Hervé Schiavetti, 52 ans, le maire sortant et candidat à sa propre succession, fait valoir son bilan comme il se doit. On a connu pire. L’endettement de la ville diminue, comme le chômage bien qu’il soit toujours supérieur à la moyenne du département. La communication municipale se charge d’aligner les « faits et chiffres » qui attestent d’une nouvelle ère de progrès et de dynamisme : une baisse de 13 % de demandeurs d’emplois sur l’année écoulée, 1 200 étudiants recensés à la rentrée 2007, 442 permis de construire en 2006, 283 durant les 9 premiers mois de 2007… En octobre, la chaudronnerie des anciens ateliers SNCF a été inaugurée sous un déluge de feu d’artifice : l’acte 1er d’un projet de reconquête d’une friche industrielle de 13 hectares à la lisière du centre ville…
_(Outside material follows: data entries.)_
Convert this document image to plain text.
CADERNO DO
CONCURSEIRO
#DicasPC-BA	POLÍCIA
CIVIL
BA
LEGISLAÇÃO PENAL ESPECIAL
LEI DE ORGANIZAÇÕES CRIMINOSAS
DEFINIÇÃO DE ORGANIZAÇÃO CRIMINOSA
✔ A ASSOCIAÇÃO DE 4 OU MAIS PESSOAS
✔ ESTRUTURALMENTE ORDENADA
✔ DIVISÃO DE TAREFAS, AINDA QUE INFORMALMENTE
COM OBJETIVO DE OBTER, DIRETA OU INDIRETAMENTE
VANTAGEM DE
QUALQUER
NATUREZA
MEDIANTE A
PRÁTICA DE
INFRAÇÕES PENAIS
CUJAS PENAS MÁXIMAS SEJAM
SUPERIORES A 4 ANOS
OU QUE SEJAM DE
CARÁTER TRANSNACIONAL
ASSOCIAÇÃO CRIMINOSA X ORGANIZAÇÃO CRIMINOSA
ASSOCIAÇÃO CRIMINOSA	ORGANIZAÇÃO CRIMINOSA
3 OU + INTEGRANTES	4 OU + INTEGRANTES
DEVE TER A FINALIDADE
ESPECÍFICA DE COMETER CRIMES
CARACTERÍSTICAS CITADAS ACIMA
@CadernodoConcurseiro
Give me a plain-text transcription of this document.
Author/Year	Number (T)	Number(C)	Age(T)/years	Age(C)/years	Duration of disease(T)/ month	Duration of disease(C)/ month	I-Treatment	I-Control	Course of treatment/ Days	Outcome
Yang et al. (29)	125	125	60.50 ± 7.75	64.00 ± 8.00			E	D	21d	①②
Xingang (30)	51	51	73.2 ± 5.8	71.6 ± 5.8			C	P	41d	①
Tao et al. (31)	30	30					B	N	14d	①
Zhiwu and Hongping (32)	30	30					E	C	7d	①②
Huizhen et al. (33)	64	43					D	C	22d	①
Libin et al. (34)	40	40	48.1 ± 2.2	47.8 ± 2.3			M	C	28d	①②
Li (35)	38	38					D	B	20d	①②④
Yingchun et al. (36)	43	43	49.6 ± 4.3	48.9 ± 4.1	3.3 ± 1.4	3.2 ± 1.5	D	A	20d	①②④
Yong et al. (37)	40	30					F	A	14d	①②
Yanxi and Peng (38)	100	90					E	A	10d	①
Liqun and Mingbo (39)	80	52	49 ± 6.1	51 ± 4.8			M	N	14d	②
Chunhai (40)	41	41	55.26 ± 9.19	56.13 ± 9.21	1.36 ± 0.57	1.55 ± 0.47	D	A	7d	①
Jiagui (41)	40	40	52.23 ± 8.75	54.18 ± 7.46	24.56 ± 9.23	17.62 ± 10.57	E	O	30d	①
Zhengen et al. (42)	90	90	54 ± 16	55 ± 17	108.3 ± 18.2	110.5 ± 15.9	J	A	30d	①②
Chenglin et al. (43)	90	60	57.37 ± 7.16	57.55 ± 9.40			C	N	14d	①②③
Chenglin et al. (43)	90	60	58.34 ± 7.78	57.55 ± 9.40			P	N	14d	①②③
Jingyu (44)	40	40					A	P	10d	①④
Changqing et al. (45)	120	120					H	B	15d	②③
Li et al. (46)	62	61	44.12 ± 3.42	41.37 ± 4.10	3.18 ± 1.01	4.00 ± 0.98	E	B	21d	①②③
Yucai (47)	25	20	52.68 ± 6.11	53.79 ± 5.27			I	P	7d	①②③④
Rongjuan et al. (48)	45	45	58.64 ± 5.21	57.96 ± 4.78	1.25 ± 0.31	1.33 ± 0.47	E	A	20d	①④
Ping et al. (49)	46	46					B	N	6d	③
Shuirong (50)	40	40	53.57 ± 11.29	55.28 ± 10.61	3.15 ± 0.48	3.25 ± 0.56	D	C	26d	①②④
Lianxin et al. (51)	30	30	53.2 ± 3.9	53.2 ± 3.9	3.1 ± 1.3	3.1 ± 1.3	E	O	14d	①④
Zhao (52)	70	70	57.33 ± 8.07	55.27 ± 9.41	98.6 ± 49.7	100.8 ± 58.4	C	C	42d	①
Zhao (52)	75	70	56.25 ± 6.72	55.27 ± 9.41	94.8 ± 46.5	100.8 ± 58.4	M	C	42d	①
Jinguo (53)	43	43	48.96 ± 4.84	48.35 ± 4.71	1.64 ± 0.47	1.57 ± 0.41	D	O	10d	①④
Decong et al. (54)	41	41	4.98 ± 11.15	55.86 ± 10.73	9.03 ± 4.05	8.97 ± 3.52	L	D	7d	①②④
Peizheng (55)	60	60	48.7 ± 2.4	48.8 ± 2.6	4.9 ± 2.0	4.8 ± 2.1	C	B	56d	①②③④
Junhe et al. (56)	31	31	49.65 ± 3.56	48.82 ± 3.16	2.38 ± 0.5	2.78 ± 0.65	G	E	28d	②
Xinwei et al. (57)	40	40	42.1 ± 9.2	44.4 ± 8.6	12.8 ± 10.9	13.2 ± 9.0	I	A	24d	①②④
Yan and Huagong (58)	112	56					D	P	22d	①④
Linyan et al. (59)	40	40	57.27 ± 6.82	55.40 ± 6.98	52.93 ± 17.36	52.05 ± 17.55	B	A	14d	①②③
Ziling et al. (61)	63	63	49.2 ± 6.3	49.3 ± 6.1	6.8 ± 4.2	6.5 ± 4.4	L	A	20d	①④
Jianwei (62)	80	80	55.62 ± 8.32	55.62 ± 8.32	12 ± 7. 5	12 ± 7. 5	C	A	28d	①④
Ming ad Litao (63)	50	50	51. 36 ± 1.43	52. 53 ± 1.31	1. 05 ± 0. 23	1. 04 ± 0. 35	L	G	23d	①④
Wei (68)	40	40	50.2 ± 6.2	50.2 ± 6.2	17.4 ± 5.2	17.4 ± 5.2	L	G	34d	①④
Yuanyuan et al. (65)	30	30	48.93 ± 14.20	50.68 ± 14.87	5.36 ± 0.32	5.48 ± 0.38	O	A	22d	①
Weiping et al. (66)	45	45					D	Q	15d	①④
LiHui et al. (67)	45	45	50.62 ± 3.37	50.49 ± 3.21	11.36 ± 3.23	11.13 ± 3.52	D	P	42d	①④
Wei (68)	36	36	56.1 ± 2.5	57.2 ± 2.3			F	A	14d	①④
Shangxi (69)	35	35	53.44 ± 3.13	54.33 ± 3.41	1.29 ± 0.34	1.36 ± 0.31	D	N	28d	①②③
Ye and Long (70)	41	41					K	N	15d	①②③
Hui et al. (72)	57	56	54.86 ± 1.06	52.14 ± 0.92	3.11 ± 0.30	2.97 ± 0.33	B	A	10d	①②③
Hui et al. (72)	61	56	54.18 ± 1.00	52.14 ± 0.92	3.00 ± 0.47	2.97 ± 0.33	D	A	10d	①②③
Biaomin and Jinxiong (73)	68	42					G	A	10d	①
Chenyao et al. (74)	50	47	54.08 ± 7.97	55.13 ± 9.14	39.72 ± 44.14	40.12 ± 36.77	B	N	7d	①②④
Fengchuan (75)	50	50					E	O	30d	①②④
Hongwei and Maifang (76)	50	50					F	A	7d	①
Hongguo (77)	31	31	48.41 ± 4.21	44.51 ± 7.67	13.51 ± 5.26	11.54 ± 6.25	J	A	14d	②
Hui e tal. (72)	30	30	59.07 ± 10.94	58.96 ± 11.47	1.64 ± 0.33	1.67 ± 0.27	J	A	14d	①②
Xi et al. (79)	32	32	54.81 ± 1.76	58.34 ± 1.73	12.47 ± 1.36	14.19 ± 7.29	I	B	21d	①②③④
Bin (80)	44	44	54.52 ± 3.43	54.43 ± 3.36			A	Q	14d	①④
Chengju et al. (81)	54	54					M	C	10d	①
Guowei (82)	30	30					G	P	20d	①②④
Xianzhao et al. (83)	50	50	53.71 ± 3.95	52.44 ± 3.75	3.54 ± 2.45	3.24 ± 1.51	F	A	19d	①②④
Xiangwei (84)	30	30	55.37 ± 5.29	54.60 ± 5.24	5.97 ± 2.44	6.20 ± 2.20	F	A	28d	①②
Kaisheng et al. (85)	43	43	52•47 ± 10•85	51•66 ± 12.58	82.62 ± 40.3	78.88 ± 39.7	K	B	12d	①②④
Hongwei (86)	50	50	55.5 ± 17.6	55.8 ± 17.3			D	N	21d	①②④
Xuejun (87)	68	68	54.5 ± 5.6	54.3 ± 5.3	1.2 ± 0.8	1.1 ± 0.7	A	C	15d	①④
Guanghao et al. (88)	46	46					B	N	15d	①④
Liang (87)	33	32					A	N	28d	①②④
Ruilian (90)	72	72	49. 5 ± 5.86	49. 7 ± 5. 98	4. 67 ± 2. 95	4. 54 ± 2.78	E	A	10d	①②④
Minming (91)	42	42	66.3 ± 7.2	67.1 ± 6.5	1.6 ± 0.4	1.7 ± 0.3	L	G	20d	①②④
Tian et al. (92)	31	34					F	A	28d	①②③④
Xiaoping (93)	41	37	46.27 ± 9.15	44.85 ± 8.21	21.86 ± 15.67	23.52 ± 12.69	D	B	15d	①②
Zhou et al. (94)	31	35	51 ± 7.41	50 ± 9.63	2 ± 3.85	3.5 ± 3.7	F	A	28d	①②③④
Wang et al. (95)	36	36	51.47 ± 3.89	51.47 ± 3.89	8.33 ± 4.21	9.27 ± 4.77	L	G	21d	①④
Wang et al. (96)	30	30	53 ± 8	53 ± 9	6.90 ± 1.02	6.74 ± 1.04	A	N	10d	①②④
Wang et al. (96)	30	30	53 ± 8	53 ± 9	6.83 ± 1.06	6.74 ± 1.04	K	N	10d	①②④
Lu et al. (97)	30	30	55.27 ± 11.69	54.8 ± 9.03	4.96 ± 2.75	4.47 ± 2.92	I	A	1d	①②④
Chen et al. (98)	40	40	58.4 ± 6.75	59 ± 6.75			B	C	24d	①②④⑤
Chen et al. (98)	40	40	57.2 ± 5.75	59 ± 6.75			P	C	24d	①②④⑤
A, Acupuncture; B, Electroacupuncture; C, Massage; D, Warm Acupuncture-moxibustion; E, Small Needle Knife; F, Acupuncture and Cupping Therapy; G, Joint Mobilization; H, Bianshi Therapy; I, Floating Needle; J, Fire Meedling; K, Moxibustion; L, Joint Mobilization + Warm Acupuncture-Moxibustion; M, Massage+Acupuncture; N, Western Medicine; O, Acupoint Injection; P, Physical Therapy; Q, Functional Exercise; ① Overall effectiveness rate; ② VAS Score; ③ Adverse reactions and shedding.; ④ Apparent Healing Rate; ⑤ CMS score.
De la poudre aux yeux, bien entendu, selon l’opposition. « Ils ont fêté une coquille vide. Derrière les façades rénovées, il n’y a rien, pas de projets, persifle Richard Flandin, 41 ans, tête de liste présumée UMP. Rien n’est fait pour rendre la ville attractive. Beaucoup d’Arlésiens vont faire leurs courses ou vont se faire soigner à Nîmes qui n’est qu’à 15 minutes par l’autoroute. » Jugement que confirme, en écho, l’autre candidat déclaré de la droite locale, Serge Berthomieu, 50 ans, membre de la Chambre d’économie et de commerce arlésienne : « La mairie se gargarise du nombre des étudiants pourtant, à 100 près, ils étaient aussi nombreux il y a 15 ans. La mairie ne jure que par la culture, mais elle n’a pas été capable d’obtenir un label de pôle de compétitivité dédié au secteur. » Jean Vernet, 72 ans, leader de l’UMP battu en 2001, aime les métaphores. « Arles ne sait pas monnayer ses attraits, explique-t-il. Comme une belle fille qui fait le trottoir mais reste dans les coins sombres de la rue. »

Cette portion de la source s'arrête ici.